There’s things I find fascinatingly perverse about cycling culture in the UK, having experienced cycling in the Netherlands as a child. By cycling culture I mean both the culture and norms amongst those who regularly cycle in the UK (and the various sub-cultures), as well as in the general culture.

It struck me most the other week, when I cycled out of Glasgow early on the morning of the Pedal For Scotland event, out along the road leading back to Glasgow Green, where that event starts. There was a little more traffic than normal for a Sunday morning, because of the cars heading to PFS. It hit me that the UK is a country where, every weekend, people drive to cycle. They drive out to parks, country lanes, and sportives. They drive along roads they dislike cycling on, out to those roads to cycle on that are least quiet, if not free of cars. They drive out to sportives on open roads,  looking for a feeling of safety in numbers.

Clearly there is a great demand for cycling. Those ferrying their bicycles on their cars are just the tip of the iceberg – there are surely many more potential, casual cyclists who don’t care enough to invest in cycle racks, etc. Yet, the cycling culture, nay, the entire transport culture is so perverse here.

  • The letter of the law is that children must cycle in with 50 km/h (30 mph), even 65 km/h (40 mph), motor traffic on many roads, because there is no cycle-path provision and it is illegal for them to cycle on the footpath.

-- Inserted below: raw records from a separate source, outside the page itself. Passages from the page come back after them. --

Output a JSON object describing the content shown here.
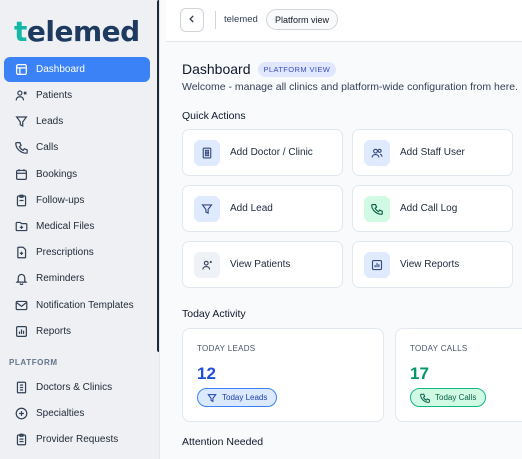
{
  "brand": {
    "name_accent": "t",
    "name_rest": "elemed"
  },
  "sidebar": {
    "items": [
      {
        "label": "Dashboard",
        "icon": "dashboard-icon",
        "active": true
      },
      {
        "label": "Patients",
        "icon": "patients-icon"
      },
      {
        "label": "Leads",
        "icon": "funnel-icon"
      },
      {
        "label": "Calls",
        "icon": "phone-icon"
      },
      {
        "label": "Bookings",
        "icon": "calendar-icon"
      },
      {
        "label": "Follow-ups",
        "icon": "clipboard-icon"
      },
      {
        "label": "Medical Files",
        "icon": "folder-icon"
      },
      {
        "label": "Prescriptions",
        "icon": "prescription-icon"
      },
      {
        "label": "Reminders",
        "icon": "bell-icon"
      },
      {
        "label": "Notification Templates",
        "icon": "mail-icon"
      },
      {
        "label": "Reports",
        "icon": "chart-icon"
      }
    ],
    "platform_section": "PLATFORM",
    "platform_items": [
      {
        "label": "Doctors & Clinics",
        "icon": "building-icon"
      },
      {
        "label": "Specialties",
        "icon": "plus-circle-icon"
      },
      {
        "label": "Provider Requests",
        "icon": "clipboard-list-icon"
      }
    ]
  },
  "header": {
    "breadcrumb": "telemed",
    "view_pill": "Platform view"
  },
  "main": {
    "title": "Dashboard",
    "title_badge": "PLATFORM VIEW",
    "subtitle": "Welcome - manage all clinics and platform-wide configuration from here.",
    "quick_actions_title": "Quick Actions",
    "quick_actions": [
      {
        "label": "Add Doctor / Clinic",
        "icon": "building-icon",
        "tone": "blue"
      },
      {
        "label": "Add Staff User",
        "icon": "users-icon",
        "tone": "blue"
      },
      {
        "label": "Add Lead",
        "icon": "funnel-icon",
        "tone": "blue"
      },
      {
        "label": "Add Call Log",
        "icon": "phone-icon",
        "tone": "green"
      },
      {
        "label": "View Patients",
        "icon": "patient-icon",
        "tone": "gray"
      },
      {
        "label": "View Reports",
        "icon": "chart-icon",
        "tone": "blue"
      }
    ],
    "today_activity_title": "Today Activity",
    "stats": [
      {
        "label": "TODAY LEADS",
        "value": "12",
        "pill": "Today Leads",
        "color": "#1d4ed8"
      },
      {
        "label": "TODAY CALLS",
        "value": "17",
        "pill": "Today Calls",
        "color": "#059669"
      }
    ],
    "attention_title": "Attention Needed"
  },
  "colors": {
    "accent": "#3b82f6",
    "brand_teal": "#14b8a6",
    "brand_navy": "#1e3a5f"
  }
}
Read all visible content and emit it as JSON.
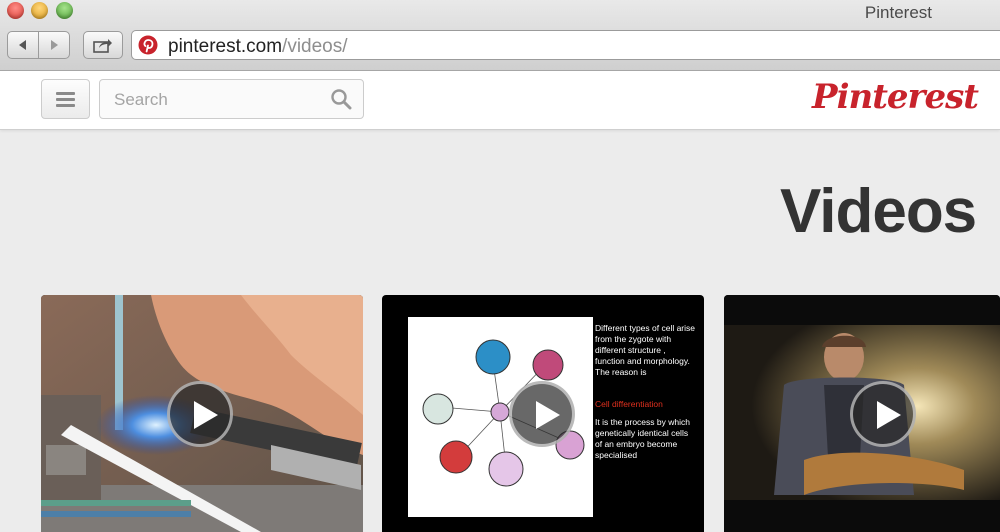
{
  "window": {
    "title": "Pinterest"
  },
  "address_bar": {
    "host": "pinterest.com",
    "path": "/videos/"
  },
  "header": {
    "search_placeholder": "Search",
    "logo": "Pinterest"
  },
  "page": {
    "title": "Videos"
  },
  "cards": [
    {
      "kind": "video",
      "icon": "play-icon"
    },
    {
      "kind": "video",
      "icon": "play-icon",
      "slide_text": {
        "intro": "Different types of cell arise from the zygote with different structure , function and morphology. The reason is",
        "term": "Cell differentiation",
        "definition": "It is the process by which genetically identical cells of an embryo become specialised"
      }
    },
    {
      "kind": "video",
      "icon": "play-icon"
    }
  ],
  "colors": {
    "brand": "#c8232c",
    "title_text": "#333333"
  },
  "icons": [
    "back-arrow-icon",
    "forward-arrow-icon",
    "share-icon",
    "pinterest-favicon-icon",
    "hamburger-menu-icon",
    "search-icon",
    "play-icon"
  ]
}
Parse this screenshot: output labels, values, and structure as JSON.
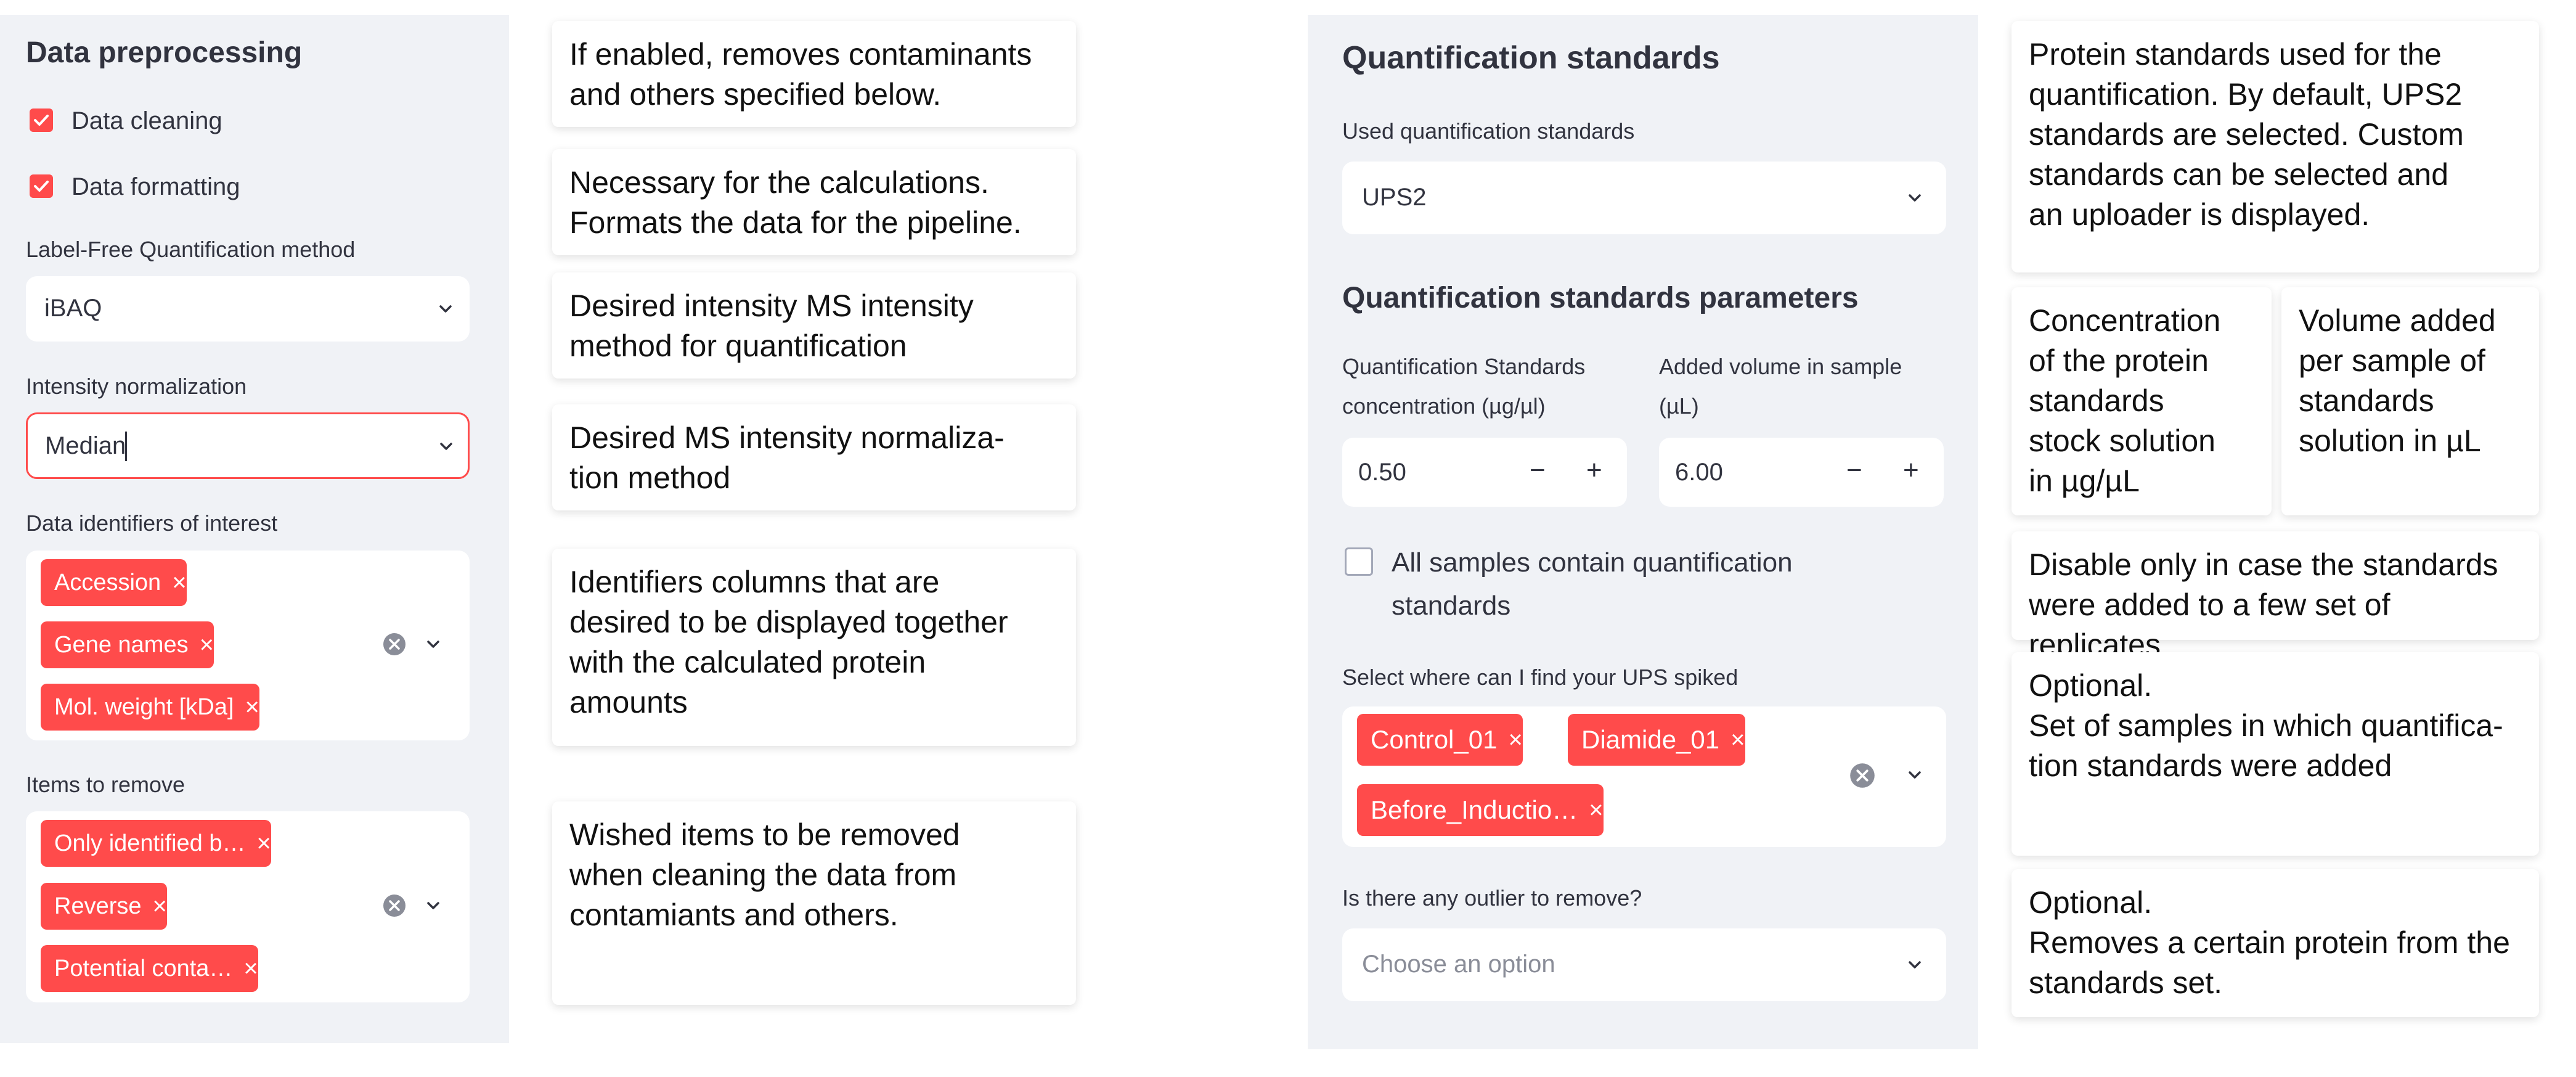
{
  "preprocessing": {
    "title": "Data preprocessing",
    "data_cleaning_label": "Data cleaning",
    "data_formatting_label": "Data formatting",
    "lfq_label": "Label-Free Quantification method",
    "lfq_value": "iBAQ",
    "norm_label": "Intensity normalization",
    "norm_value": "Median",
    "identifiers_label": "Data identifiers of interest",
    "identifiers": [
      "Accession",
      "Gene names",
      "Mol. weight [kDa]"
    ],
    "remove_label": "Items to remove",
    "remove_items": [
      "Only identified b…",
      "Reverse",
      "Potential conta…"
    ]
  },
  "left_notes": [
    "If enabled, removes contaminants\nand others specified below.",
    "Necessary for the calculations.\nFormats the data for the pipeline.",
    "Desired intensity MS intensity\nmethod for quantification",
    "Desired MS intensity normaliza-\ntion method",
    "Identifiers columns that are\ndesired to be displayed together\nwith the calculated protein\namounts",
    "Wished items to be removed\nwhen cleaning the data from\ncontamiants and others."
  ],
  "quant": {
    "title": "Quantification standards",
    "used_label": "Used quantification standards",
    "used_value": "UPS2",
    "params_title": "Quantification standards parameters",
    "conc_label_1": "Quantification Standards",
    "conc_label_2": "concentration (µg/µl)",
    "conc_value": "0.50",
    "vol_label_1": "Added volume in sample",
    "vol_label_2": "(µL)",
    "vol_value": "6.00",
    "minus": "−",
    "plus": "+",
    "all_samples_1": "All samples contain quantification",
    "all_samples_2": "standards",
    "ups_label": "Select where can I find your UPS spiked",
    "ups_tags": [
      "Control_01",
      "Diamide_01",
      "Before_Inductio…"
    ],
    "outlier_label": "Is there any outlier to remove?",
    "outlier_placeholder": "Choose an option"
  },
  "right_notes": {
    "standards": "Protein standards used for the\nquantification. By default, UPS2\nstandards are selected. Custom\nstandards can be selected and\nan uploader is displayed.",
    "concentration": "Concentration\nof the protein\nstandards\nstock solution\nin µg/µL",
    "volume": "Volume added\nper sample of\nstandards\nsolution in µL",
    "disable": "Disable only in case the standards\nwere added to a few set of replicates",
    "optional_samples": "Optional.\nSet of samples in which quantifica-\ntion standards were added",
    "optional_protein": "Optional.\nRemoves a certain protein from the\nstandards set."
  },
  "colors": {
    "accent": "#ff4b4b",
    "panel_bg": "#f0f2f6",
    "text": "#31333f"
  }
}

Only children under the age of criminal responsibility can safely get away with this, as they will not be prosecuted. However, legally, little children are supposed to cycle in amongst fast motor traffic on such roads!
  • Even adults can feel uncomfortable cycling on these roads, and will cycle on the footpaths. The Scottish governments’ answer to this problem of a clear lack of safe cycling infrastructure? Run an ad campaign to tell such adults to grow up.
  • There is never any room for dedicated cycle paths, even though most towns and cities are criss-crossed by multi-lane roads.
  • At best, the cyclist gets either a useless little lane painted on the road that does nothing to protect them from motor traffic, but does bring them through the dangerous door-zone of parked cars; or the footpath gets designated “shared use”, bringing the cyclists into conflict with pedestrians instead, and having to cede priority at every little junction and property exit. The more experienced cyclists often ignore such useless infrastructure, with good reason.
  • A sub-culture of cyclists are derisory of any attempt to argue for quality dedicated cycling infrastructure.
  • A sub-culture of cyclists are afflicted by Stockholm Syndrome and believe in mandatory helmets for cyclists, even mandatory HiViz.
  • Organisers of low-risk cycling events often impose a requirement to wear helmets on participants, typically by justifying it as a requirement of their insurer (even when false, e.g. British Cycling non-race event insurance does not require helmet use), thus condoning the ongoing “dangerising” and de-normalisation of cycling in the UK.
  • Motorists who injure or kill cyclists are given derisory sentences, if they are even prosecuted and found guilty. Even motorists who deliberately knock down cyclists do not go to jail. If you want to murder someone in this country, use a car and claim “the sun was in my eyes” or “a bee came into my car”.

I could go on and on. It’s almost enough to make me despair.